The cost seems deceivingly low right now because those AI companies are fighting for monopoly, but in reality the cost is huge – not only capital, but also trust, privacy, and environmental.
If the concern is about the inference cost -- we do have open-weight models that are getting more powerful, and hardware to run small-ish models cheap. I run agents using small local models in my MacBook.
Aider (cli) and continue.dev (VS Code plugin) can both run with a local(net) Ollama. The qwen-coder models are pretty good and getting better; qwen3-coder is in the ballpark of Sonnet 3.5 for code-synthesis, albeit slower on my hardware.
For quality to be comparable, you need to use a relatively big model, which will only work if you have around 64GB of RAM or more. The latest OpenAI local models (https://openai.com/index/introducing-gpt-oss/), for example, are really good, but you probably want the 120b to have results at least near what you get with their best cloud models, and that requires I think 80GB+. If you don't have that much, you can try stuff like the DeepSeek models, which are known for being ultra-efficient and runnable with "normal" computers, if you don't mind the politics of using that (and there are many models now that are similar!) but I haven't tried too many more to be able to comment.
On my Macbook M1 Pro I can run the gpt-oss-20b model without issues and quite fast.
I had pretty mixed experiences with the 20B version of GPT-OSS, sometimes that thing would just start looping in the thinking block and no sampler parameters would seem to do anything for specific questions.
That said Qwen3 and Qwen3 Coder are both pretty nice.

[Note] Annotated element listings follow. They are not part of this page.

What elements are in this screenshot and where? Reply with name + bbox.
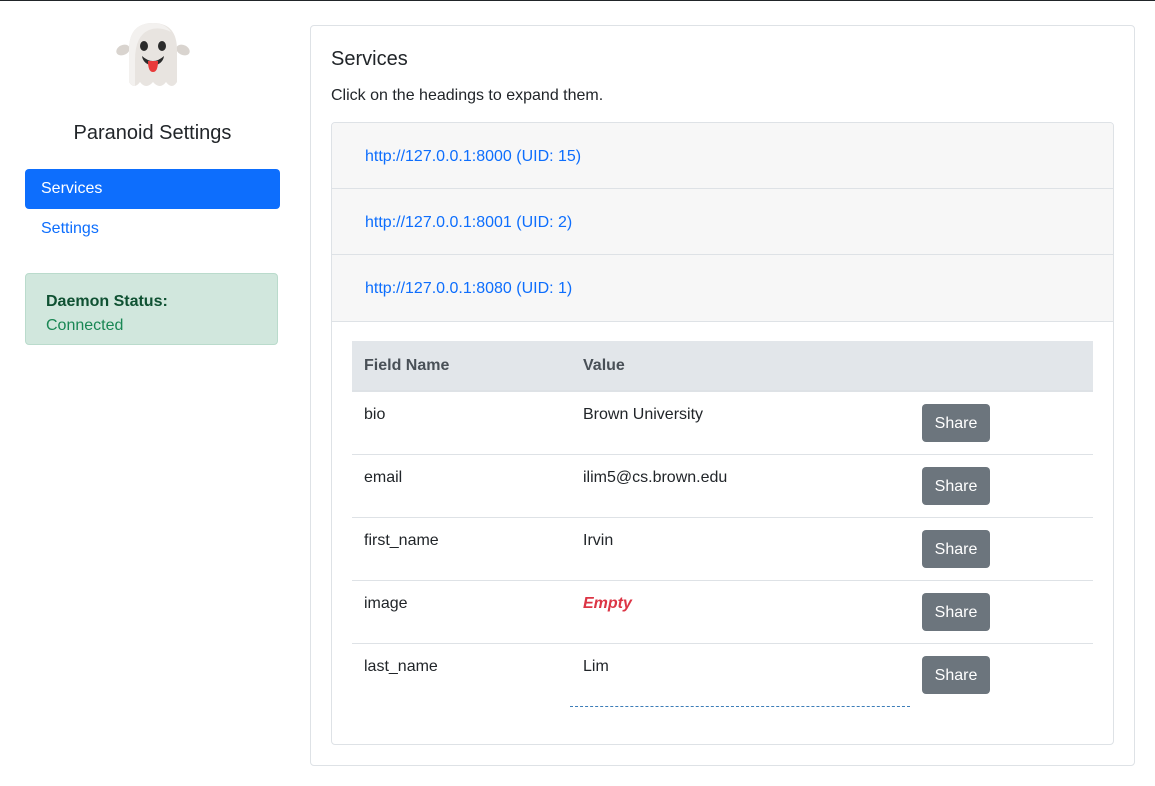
page-title: Services (331, 48, 408, 70)
page-subtitle: Click on the headings to expand them. (331, 87, 604, 104)
accordion-header-service-1[interactable]: http://127.0.0.1:8000 (UID: 15) (332, 123, 1113, 189)
action-cell: Share (910, 391, 1093, 455)
share-button[interactable]: Share (922, 404, 990, 442)
field-name-cell: first_name (352, 517, 571, 581)
field-value-cell: Irvin (571, 517, 910, 581)
accordion-header-service-3[interactable]: http://127.0.0.1:8080 (UID: 1) (332, 255, 1113, 322)
column-header-value: Value (571, 341, 910, 392)
accordion-header-service-2[interactable]: http://127.0.0.1:8001 (UID: 2) (332, 189, 1113, 255)
table-row: image Empty Share (352, 580, 1093, 644)
table-row: last_name Lim Share (352, 644, 1093, 707)
field-value-cell: Brown University (571, 391, 910, 455)
nav-item-settings[interactable]: Settings (25, 209, 280, 249)
field-value-cell: Lim (583, 658, 609, 675)
field-value-cell: ilim5@cs.brown.edu (571, 454, 910, 518)
services-card: Services Click on the headings to expand… (310, 25, 1135, 766)
accordion-body-service-3: Field Name Value bio Brown University Sh… (332, 322, 1113, 707)
table-header-row: Field Name Value (352, 341, 1093, 392)
ghost-icon (115, 23, 190, 86)
sidebar-nav: Services Settings (25, 169, 280, 249)
table-row: email ilim5@cs.brown.edu Share (352, 454, 1093, 518)
share-button[interactable]: Share (922, 656, 990, 694)
table-row: first_name Irvin Share (352, 517, 1093, 581)
column-header-action (910, 341, 1093, 392)
focus-dashed-underline (570, 706, 910, 707)
daemon-status-value: Connected (46, 317, 124, 334)
field-name-cell: email (352, 454, 571, 518)
logo (25, 20, 280, 100)
action-cell: Share (910, 517, 1093, 581)
field-value-cell: Empty (571, 580, 910, 644)
column-header-field-name: Field Name (352, 341, 571, 392)
top-border (0, 0, 1155, 1)
app-title: Paranoid Settings (73, 122, 232, 144)
action-cell: Share (910, 644, 1093, 707)
services-accordion: http://127.0.0.1:8000 (UID: 15) http://1… (331, 122, 1114, 745)
daemon-status-box: Daemon Status: Connected (25, 273, 278, 345)
action-cell: Share (910, 580, 1093, 644)
action-cell: Share (910, 454, 1093, 518)
field-name-cell: last_name (364, 658, 438, 675)
daemon-status-label: Daemon Status: (46, 293, 168, 310)
share-button[interactable]: Share (922, 467, 990, 505)
fields-table: Field Name Value bio Brown University Sh… (352, 341, 1093, 706)
share-button[interactable]: Share (922, 593, 990, 631)
table-row: bio Brown University Share (352, 391, 1093, 455)
field-name-cell: image (352, 580, 571, 644)
field-name-cell: bio (352, 391, 571, 455)
nav-item-services[interactable]: Services (25, 169, 280, 209)
sidebar: Paranoid Settings Services Settings Daem… (25, 20, 280, 345)
empty-value-badge: Empty (583, 595, 632, 612)
share-button[interactable]: Share (922, 530, 990, 568)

Also ERNIE 4.5 if the benchmarks are to be trusted but I mostly run Ollama instead of vLLM now so can’t test it out atm (apparently llama.cpp added support for them recently though).
The models by Mistral might also be worth a look and personally I thought the EuroLLM project was also nice, but MoE models feel way more palatable on limited hardware.
Neither seem to be able to directly compete with Sonnet 4 or Gemini 2.5 Pro, would need way better hardware to come close.
Hmm, well. So I need a 64GB MBP to run the AI tools, and another machine (likely running Linux) to run the system under development, since we're going all local. Well, doable.
Not sure why parent is being downvoted here. Even without getting into whether it's possible for technology to be apolitical, many AI companies have explicitly political goals.
For example, OpenAI's charter is "to ensure that artificial general intelligence benefits all of humanity". They go on to list more specific political goals downstream from that: https://openai.com/charter/
I care far more about the noise and air pollution that x.ai is causing in Memphis (ruining lives) than the environmental impact of the industry as a whole.
6% YoY growth in domestic electricity demand is frankly nothing compared to the capacity that developing economies are building out for things other than AI.
The cost seems deceivingly low right now because those AI companies are fighting for monopoly, but in reality the cost is huge – not only capital, but also trust, privacy, and environmental.